Using an established promo compost that DJs already leave feedback for and support tracks gives the new unknown label that invaluable foot in the door. What you’ve got to realise is that big names get 3/400 promos a WEEK! So they are going to pick the trusted names rather than Joe blogs new track on a label you’ve never heard of. It’s a bit harsh, but it’s a reality. The favourite record shop assistant that knows your sound isn’t the person sorting your music for most DJs any more… So the trusted promo pools are almost taking that role over for the digital age.
I am sure you have had many ups and downs over the years like many a professional out there. What have been some of your biggest learning experiences over the years and what advice would you give to aspirational artists and label managers out there?
It’s hard work running a label. I always knew this but never realised how hard it is until we started Selador. It’s time consuming, very time consuming and unless you’re a high label, you’re not going to earn a living out it to be honest.
What I would say to a new label; just because you have an “established name” remixing for you, it doesn’t always translate to sales automatically. Don’t expect overnight success. It doesn’t happen (unless you’re Martin Garrix). It’s the long game. It can be a very long game. This I would say is advice for all walks of life on the music industry, DJ, artist, label, club promoter. Don’t expect overnight success!
Also – Be nice and be respectful. It’s much better to work with somebody that is somebody that you get on with.
Promotion has always been important but it appears to be even more so today with the likes of social media and the potential that a big name DJ might be caught on video playing a label’s/artist’s record.
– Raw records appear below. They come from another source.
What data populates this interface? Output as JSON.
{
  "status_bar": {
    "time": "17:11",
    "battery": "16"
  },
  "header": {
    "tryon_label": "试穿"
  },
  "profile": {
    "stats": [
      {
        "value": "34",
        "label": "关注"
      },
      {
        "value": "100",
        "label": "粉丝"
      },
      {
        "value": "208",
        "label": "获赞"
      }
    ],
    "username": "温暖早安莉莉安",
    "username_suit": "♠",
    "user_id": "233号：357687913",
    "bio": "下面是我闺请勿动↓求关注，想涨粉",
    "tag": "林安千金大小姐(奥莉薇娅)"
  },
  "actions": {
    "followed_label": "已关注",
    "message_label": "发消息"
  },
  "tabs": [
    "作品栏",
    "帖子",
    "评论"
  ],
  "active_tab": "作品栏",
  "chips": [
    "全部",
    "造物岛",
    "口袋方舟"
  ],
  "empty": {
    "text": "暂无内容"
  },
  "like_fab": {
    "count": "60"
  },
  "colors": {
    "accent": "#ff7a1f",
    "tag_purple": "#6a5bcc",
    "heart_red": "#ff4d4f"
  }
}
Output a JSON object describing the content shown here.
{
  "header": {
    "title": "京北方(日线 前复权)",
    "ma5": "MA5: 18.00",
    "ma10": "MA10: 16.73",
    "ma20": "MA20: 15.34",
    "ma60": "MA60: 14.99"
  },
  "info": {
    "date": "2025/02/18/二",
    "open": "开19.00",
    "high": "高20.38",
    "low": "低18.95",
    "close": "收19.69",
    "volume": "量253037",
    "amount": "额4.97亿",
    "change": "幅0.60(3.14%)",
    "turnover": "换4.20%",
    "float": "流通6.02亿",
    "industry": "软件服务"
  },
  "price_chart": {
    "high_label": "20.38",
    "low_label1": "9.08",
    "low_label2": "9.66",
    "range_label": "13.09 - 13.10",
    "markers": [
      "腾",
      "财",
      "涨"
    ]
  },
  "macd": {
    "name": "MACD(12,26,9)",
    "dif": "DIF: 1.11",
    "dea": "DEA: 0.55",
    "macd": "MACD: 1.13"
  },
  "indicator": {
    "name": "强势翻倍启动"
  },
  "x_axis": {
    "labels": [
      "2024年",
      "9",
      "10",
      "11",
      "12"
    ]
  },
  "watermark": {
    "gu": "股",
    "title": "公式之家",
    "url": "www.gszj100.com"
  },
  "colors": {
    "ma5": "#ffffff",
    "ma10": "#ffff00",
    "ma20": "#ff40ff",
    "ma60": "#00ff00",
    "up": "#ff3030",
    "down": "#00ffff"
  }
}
What are your thoughts on how social media has impacted promotion?
Social media is very important nowadays. You have the ability to promote your own music to people that like your music directly. Videos, artworks, DJ charts, DJ feedback. It’s interesting for the reader and is a potential sale for your label. I would highly recommend being on the ball with social media.
In a recent interview with Decoded Magazine John Digweed mentioned that he gets through new music a lot quicker today. Do you feel the shelf life of music is massively reduced today compared with years ago and, if so, do you think it is a good/bad thing?
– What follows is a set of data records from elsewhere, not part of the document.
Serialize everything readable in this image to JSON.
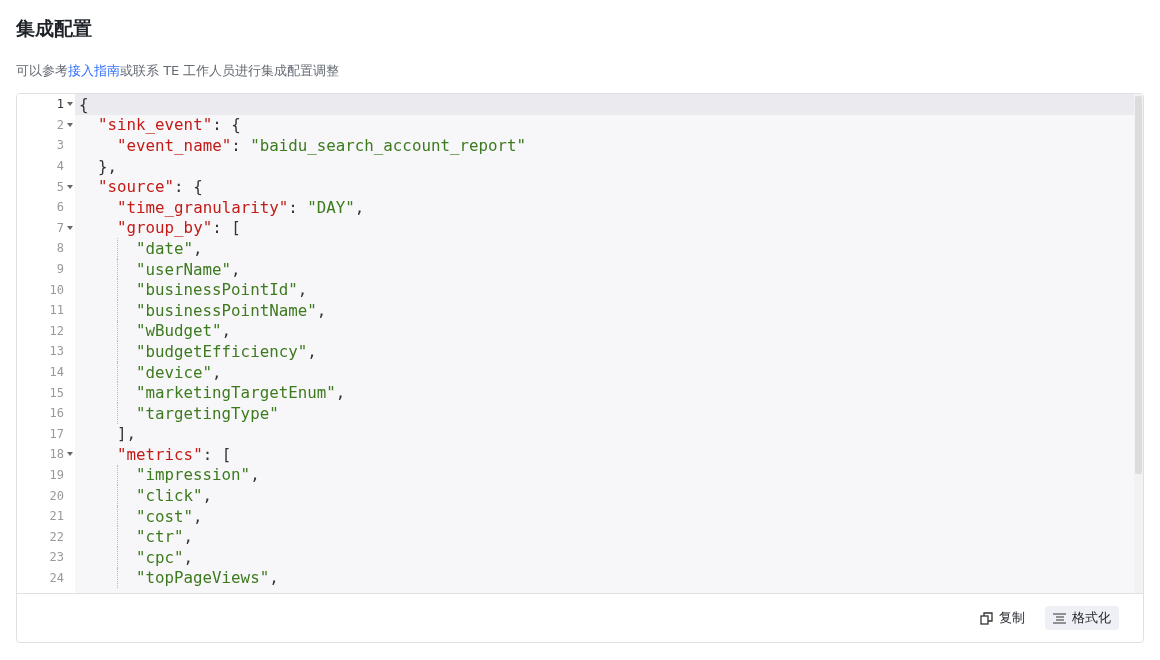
{
  "title": "集成配置",
  "description": {
    "before": "可以参考",
    "link": "接入指南",
    "after": "或联系 TE 工作人员进行集成配置调整"
  },
  "editor": {
    "lines": [
      {
        "number": "1",
        "foldable": true,
        "active": true,
        "guide": false,
        "tokens": [
          {
            "kind": "punct",
            "text": "{"
          }
        ]
      },
      {
        "number": "2",
        "foldable": true,
        "active": false,
        "guide": false,
        "tokens": [
          {
            "kind": "key",
            "text": "  \"sink_event\""
          },
          {
            "kind": "punct",
            "text": ": {"
          }
        ]
      },
      {
        "number": "3",
        "foldable": false,
        "active": false,
        "guide": false,
        "tokens": [
          {
            "kind": "key",
            "text": "    \"event_name\""
          },
          {
            "kind": "punct",
            "text": ": "
          },
          {
            "kind": "string",
            "text": "\"baidu_search_account_report\""
          }
        ]
      },
      {
        "number": "4",
        "foldable": false,
        "active": false,
        "guide": false,
        "tokens": [
          {
            "kind": "punct",
            "text": "  },"
          }
        ]
      },
      {
        "number": "5",
        "foldable": true,
        "active": false,
        "guide": false,
        "tokens": [
          {
            "kind": "key",
            "text": "  \"source\""
          },
          {
            "kind": "punct",
            "text": ": {"
          }
        ]
      },
      {
        "number": "6",
        "foldable": false,
        "active": false,
        "guide": false,
        "tokens": [
          {
            "kind": "key",
            "text": "    \"time_granularity\""
          },
          {
            "kind": "punct",
            "text": ": "
          },
          {
            "kind": "string",
            "text": "\"DAY\""
          },
          {
            "kind": "punct",
            "text": ","
          }
        ]
      },
      {
        "number": "7",
        "foldable": true,
        "active": false,
        "guide": false,
        "tokens": [
          {
            "kind": "key",
            "text": "    \"group_by\""
          },
          {
            "kind": "punct",
            "text": ": ["
          }
        ]
      },
      {
        "number": "8",
        "foldable": false,
        "active": false,
        "guide": true,
        "tokens": [
          {
            "kind": "string",
            "text": "\"date\""
          },
          {
            "kind": "punct",
            "text": ","
          }
        ]
      },
      {
        "number": "9",
        "foldable": false,
        "active": false,
        "guide": true,
        "tokens": [
          {
            "kind": "string",
            "text": "\"userName\""
          },
          {
            "kind": "punct",
            "text": ","
          }
        ]
      },
      {
        "number": "10",
        "foldable": false,
        "active": false,
        "guide": true,
        "tokens": [
          {
            "kind": "string",
            "text": "\"businessPointId\""
          },
          {
            "kind": "punct",
            "text": ","
          }
        ]
      },
      {
        "number": "11",
        "foldable": false,
        "active": false,
        "guide": true,
        "tokens": [
          {
            "kind": "string",
            "text": "\"businessPointName\""
          },
          {
            "kind": "punct",
            "text": ","
          }
        ]
      },
      {
        "number": "12",
        "foldable": false,
        "active": false,
        "guide": true,
        "tokens": [
          {
            "kind": "string",
            "text": "\"wBudget\""
          },
          {
            "kind": "punct",
            "text": ","
          }
        ]
      },
      {
        "number": "13",
        "foldable": false,
        "active": false,
        "guide": true,
        "tokens": [
          {
            "kind": "string",
            "text": "\"budgetEfficiency\""
          },
          {
            "kind": "punct",
            "text": ","
          }
        ]
      },
      {
        "number": "14",
        "foldable": false,
        "active": false,
        "guide": true,
        "tokens": [
          {
            "kind": "string",
            "text": "\"device\""
          },
          {
            "kind": "punct",
            "text": ","
          }
        ]
      },
      {
        "number": "15",
        "foldable": false,
        "active": false,
        "guide": true,
        "tokens": [
          {
            "kind": "string",
            "text": "\"marketingTargetEnum\""
          },
          {
            "kind": "punct",
            "text": ","
          }
        ]
      },
      {
        "number": "16",
        "foldable": false,
        "active": false,
        "guide": true,
        "tokens": [
          {
            "kind": "string",
            "text": "\"targetingType\""
          }
        ]
      },
      {
        "number": "17",
        "foldable": false,
        "active": false,
        "guide": false,
        "tokens": [
          {
            "kind": "punct",
            "text": "    ],"
          }
        ]
      },
      {
        "number": "18",
        "foldable": true,
        "active": false,
        "guide": false,
        "tokens": [
          {
            "kind": "key",
            "text": "    \"metrics\""
          },
          {
            "kind": "punct",
            "text": ": ["
          }
        ]
      },
      {
        "number": "19",
        "foldable": false,
        "active": false,
        "guide": true,
        "tokens": [
          {
            "kind": "string",
            "text": "\"impression\""
          },
          {
            "kind": "punct",
            "text": ","
          }
        ]
      },
      {
        "number": "20",
        "foldable": false,
        "active": false,
        "guide": true,
        "tokens": [
          {
            "kind": "string",
            "text": "\"click\""
          },
          {
            "kind": "punct",
            "text": ","
          }
        ]
      },
      {
        "number": "21",
        "foldable": false,
        "active": false,
        "guide": true,
        "tokens": [
          {
            "kind": "string",
            "text": "\"cost\""
          },
          {
            "kind": "punct",
            "text": ","
          }
        ]
      },
      {
        "number": "22",
        "foldable": false,
        "active": false,
        "guide": true,
        "tokens": [
          {
            "kind": "string",
            "text": "\"ctr\""
          },
          {
            "kind": "punct",
            "text": ","
          }
        ]
      },
      {
        "number": "23",
        "foldable": false,
        "active": false,
        "guide": true,
        "tokens": [
          {
            "kind": "string",
            "text": "\"cpc\""
          },
          {
            "kind": "punct",
            "text": ","
          }
        ]
      },
      {
        "number": "24",
        "foldable": false,
        "active": false,
        "guide": true,
        "tokens": [
          {
            "kind": "string",
            "text": "\"topPageViews\""
          },
          {
            "kind": "punct",
            "text": ","
          }
        ]
      }
    ]
  },
  "actions": [
    {
      "kind": "copy",
      "label": "复制",
      "selected": false
    },
    {
      "kind": "format",
      "label": "格式化",
      "selected": true
    }
  ]
}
Tunes have a much shorter shelf life than in the vinyl era. There are far more releases each week and most of the music is available to buy for around £1 or so online. So you compare that to buying a vinyl record from a record shop and getting it posted to you, could cost £10 or more if you were buying from abroad.
This has got to have an impact on the shelf life of a track. Tracks tend not to be around for months and months, sometimes just a couple of weeks for the majority of tracks. It’s a sad thing really, music has become more throw away than it used to be.
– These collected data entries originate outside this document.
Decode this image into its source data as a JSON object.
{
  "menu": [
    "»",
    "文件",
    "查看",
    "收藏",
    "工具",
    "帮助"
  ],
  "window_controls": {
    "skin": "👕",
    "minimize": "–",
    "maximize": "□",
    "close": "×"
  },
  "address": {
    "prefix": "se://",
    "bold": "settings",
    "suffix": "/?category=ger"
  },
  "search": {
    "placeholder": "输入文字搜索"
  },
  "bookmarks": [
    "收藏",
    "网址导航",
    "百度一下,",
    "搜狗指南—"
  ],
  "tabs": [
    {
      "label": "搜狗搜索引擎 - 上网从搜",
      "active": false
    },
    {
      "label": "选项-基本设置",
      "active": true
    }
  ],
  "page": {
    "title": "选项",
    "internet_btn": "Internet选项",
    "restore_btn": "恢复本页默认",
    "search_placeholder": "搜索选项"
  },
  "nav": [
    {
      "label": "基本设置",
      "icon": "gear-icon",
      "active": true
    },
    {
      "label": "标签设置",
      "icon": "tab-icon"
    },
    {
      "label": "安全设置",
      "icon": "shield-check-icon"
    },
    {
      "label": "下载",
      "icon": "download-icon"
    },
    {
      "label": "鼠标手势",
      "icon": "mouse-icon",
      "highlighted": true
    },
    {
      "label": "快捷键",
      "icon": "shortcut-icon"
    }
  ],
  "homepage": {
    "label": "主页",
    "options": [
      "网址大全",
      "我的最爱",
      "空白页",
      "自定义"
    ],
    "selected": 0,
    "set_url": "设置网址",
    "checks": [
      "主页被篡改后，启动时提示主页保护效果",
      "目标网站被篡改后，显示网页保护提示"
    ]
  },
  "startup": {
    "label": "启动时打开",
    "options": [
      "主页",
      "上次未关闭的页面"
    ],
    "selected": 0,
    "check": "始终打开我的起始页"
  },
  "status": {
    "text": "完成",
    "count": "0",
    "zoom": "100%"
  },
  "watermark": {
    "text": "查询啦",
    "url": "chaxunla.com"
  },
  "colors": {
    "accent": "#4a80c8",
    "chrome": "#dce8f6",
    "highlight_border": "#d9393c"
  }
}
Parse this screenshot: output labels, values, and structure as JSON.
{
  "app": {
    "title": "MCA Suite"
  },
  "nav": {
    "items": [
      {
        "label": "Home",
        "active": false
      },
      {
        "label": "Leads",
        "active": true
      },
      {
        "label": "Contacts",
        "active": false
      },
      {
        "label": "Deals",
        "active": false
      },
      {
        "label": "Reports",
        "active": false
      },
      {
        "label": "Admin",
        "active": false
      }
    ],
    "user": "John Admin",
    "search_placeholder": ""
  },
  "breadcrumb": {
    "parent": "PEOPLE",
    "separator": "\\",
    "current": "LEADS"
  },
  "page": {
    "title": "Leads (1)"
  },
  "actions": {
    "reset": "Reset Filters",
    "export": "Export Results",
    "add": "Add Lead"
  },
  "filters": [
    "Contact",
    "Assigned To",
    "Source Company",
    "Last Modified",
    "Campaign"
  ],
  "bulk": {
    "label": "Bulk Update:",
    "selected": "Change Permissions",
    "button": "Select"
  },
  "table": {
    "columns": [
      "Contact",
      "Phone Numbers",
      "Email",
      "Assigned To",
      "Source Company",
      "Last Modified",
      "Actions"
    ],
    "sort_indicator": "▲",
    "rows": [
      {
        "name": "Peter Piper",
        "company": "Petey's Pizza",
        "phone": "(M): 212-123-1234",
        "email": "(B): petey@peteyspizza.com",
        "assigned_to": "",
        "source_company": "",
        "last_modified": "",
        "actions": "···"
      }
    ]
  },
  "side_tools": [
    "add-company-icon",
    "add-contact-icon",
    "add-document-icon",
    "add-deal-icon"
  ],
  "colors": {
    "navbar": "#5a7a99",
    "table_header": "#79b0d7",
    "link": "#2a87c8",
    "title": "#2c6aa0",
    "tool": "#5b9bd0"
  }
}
It’s easier to pirate and if you do buy it, it’s much cheaper than it was. So the artists and labels are working harder to release more music and earning far less.
What is in the pipeline for SMP3 and Selador in the near future that you can tell us about?
Off to ADE soon, so looking to speak to DJ’s who would like me to find them music each week and also to labels who want their music promoting. There are some new developments coming on Inflyte too soon that will be great for DJs and labels alike. Also a few new developments i’m working on now behind the scenes that could see us expand.
One final thing if I may… How do you find the time to run a label, work with DJ’s each week , run a promo service, produce music, DJ and find time for family life as well? Are you superhuman?
You forgot to mention my radio show too haha!
I’ve always worked hard. And I’ve always tried to find jobs I like. Luckily I love what I do, and I enjoy working very hard to make things happen. What’s the point of having a job you don’t like? There’s a big world out there and so much to do and see. You’re in work for a third of your working week and you only get one life, so enjoy it.
As the song that was playing when my son George was born says – “Life’s what you make it”.